David Burt emphasises fairness in pushing through changes to social insurance
Changes to the social insurance system will see people on $18 an hour get an extra $720 a year, David Burt said yesterday.
Bermuda is an “outlier” when it comes to the safety net system and contributions need to be transformed into a sliding-scale model, along British lines, the Premier said.
The move, announced in the Throne Speech, will see amendments to the Contributory Pensions Act 1970 so that payments in are “based on salary earned and not a uniform contribution irrespective of income”.
The Premier insisted this would make the system fairer.
Mr Burt said at a press conference on the Throne Speech: “I would say that the social insurance changes are similar to the social insurance changes from... in the United Kingdom which were made many, many years ago.

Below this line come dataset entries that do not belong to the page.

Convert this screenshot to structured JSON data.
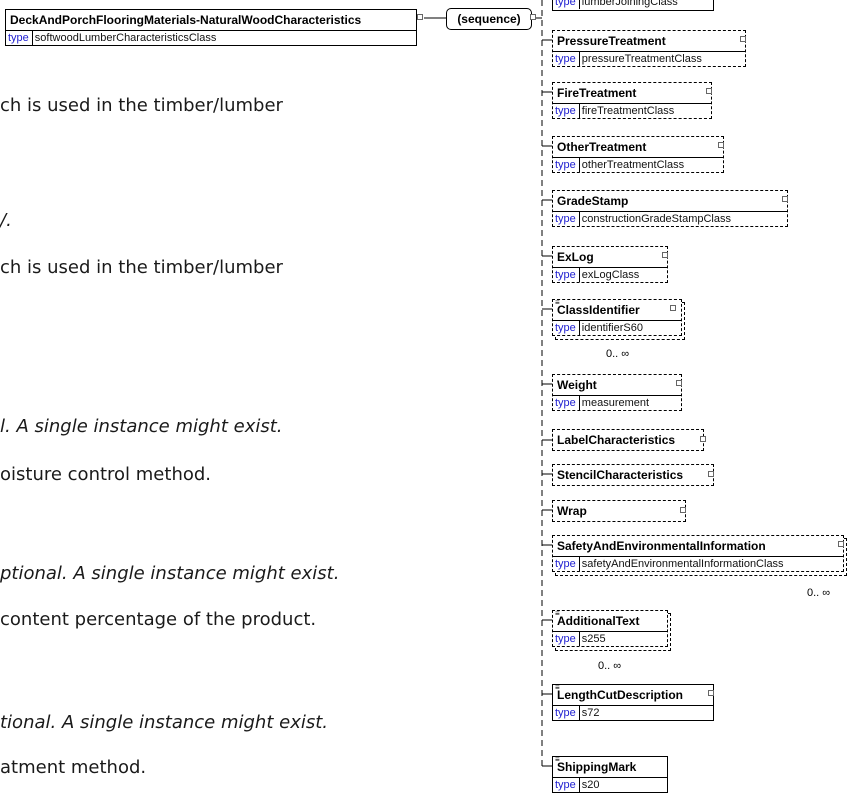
{
  "root": {
    "name": "DeckAndPorchFlooringMaterials-NaturalWoodCharacteristics",
    "type_key": "type",
    "type_value": "softwoodLumberCharacteristicsClass"
  },
  "sequence_label": "(sequence)",
  "text_lines": [
    "ch is used in the timber/lumber",
    "/.",
    "ch is used in the timber/lumber",
    "l. A single instance might exist.",
    "oisture control method.",
    "ptional. A single instance might exist.",
    "content percentage of the product.",
    "tional. A single instance might exist.",
    "atment method."
  ],
  "elements": [
    {
      "name": "",
      "type_key": "type",
      "type_value": "lumberJoiningClass"
    },
    {
      "name": "PressureTreatment",
      "type_key": "type",
      "type_value": "pressureTreatmentClass"
    },
    {
      "name": "FireTreatment",
      "type_key": "type",
      "type_value": "fireTreatmentClass"
    },
    {
      "name": "OtherTreatment",
      "type_key": "type",
      "type_value": "otherTreatmentClass"
    },
    {
      "name": "GradeStamp",
      "type_key": "type",
      "type_value": "constructionGradeStampClass"
    },
    {
      "name": "ExLog",
      "type_key": "type",
      "type_value": "exLogClass"
    },
    {
      "name": "ClassIdentifier",
      "type_key": "type",
      "type_value": "identifierS60",
      "cardinality": "0.. ∞"
    },
    {
      "name": "Weight",
      "type_key": "type",
      "type_value": "measurement"
    },
    {
      "name": "LabelCharacteristics"
    },
    {
      "name": "StencilCharacteristics"
    },
    {
      "name": "Wrap"
    },
    {
      "name": "SafetyAndEnvironmentalInformation",
      "type_key": "type",
      "type_value": "safetyAndEnvironmentalInformationClass",
      "cardinality": "0.. ∞"
    },
    {
      "name": "AdditionalText",
      "type_key": "type",
      "type_value": "s255",
      "cardinality": "0.. ∞"
    },
    {
      "name": "LengthCutDescription",
      "type_key": "type",
      "type_value": "s72"
    },
    {
      "name": "ShippingMark",
      "type_key": "type",
      "type_value": "s20"
    }
  ]
}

“Every social insurance system around the world that was set up under the UK model had the same contributions for everyone regardless of however much they made.
“But, in the United Kingdom, I think that was changes in the 1970s or 1980s; Canada was changed a long time ago. It’s just that Bermuda is this outlier.
“The effect of this change would be to increase the take-home pay of low-wage earners while having high-wage earners pay more into the fund. Changes resulting from this work will be revenue accretive to the CPF, which will help to address the underfunded nature of the pension plans.”
Mr Burt, who is also finance minister, added: “The cashier making $40,000 a year at a local store is paying the exact same amount as a person making $400,000 who owns the store.
“That doesn’t happen anywhere else in the world.”
Referring a person earning $18 an hour, the Premier said: “A person on a scale, where they are paying as a percentage of their income, versus a fixed rate, will see their take-home pay increase by $720 a year.”
The Premier said the changes would be put before Parliament in the new session.
He said: “This is certainly not something that can be rushed. What we are taking about is a percentage of income for social insurance.
“Bermuda is just one of the few countries that are left that never changed their initial social insurance system from one that is a fixed rate to contribution to one that is a percentage of income.”
Mr Burt also said a review of the sugar tax set-up would happen in this parliamentary session.
He said: “There was another step promised in September that the Ministry of Finance will deliver in this legislative session — that was a promised review of the sugar tax.
“The Government is reviewing the application of the sugar tax with a view to reducing the goods that are subject to the sugar tax.
“In our discussions with importers and retailers, there was a discussion about the wide range of products that the sugar tax is now applicable to, and the Ministry of Finance is working with the Ministry of Health to narrow the application of the sugar tax to provide additional relief, while not going against the main purpose of the sugar tax — to reduce the consumption of sugary items to enable long-term benefits for healthcare, as we know we have severe issues of chronic disease in Bermuda, specifically those of diabetes.”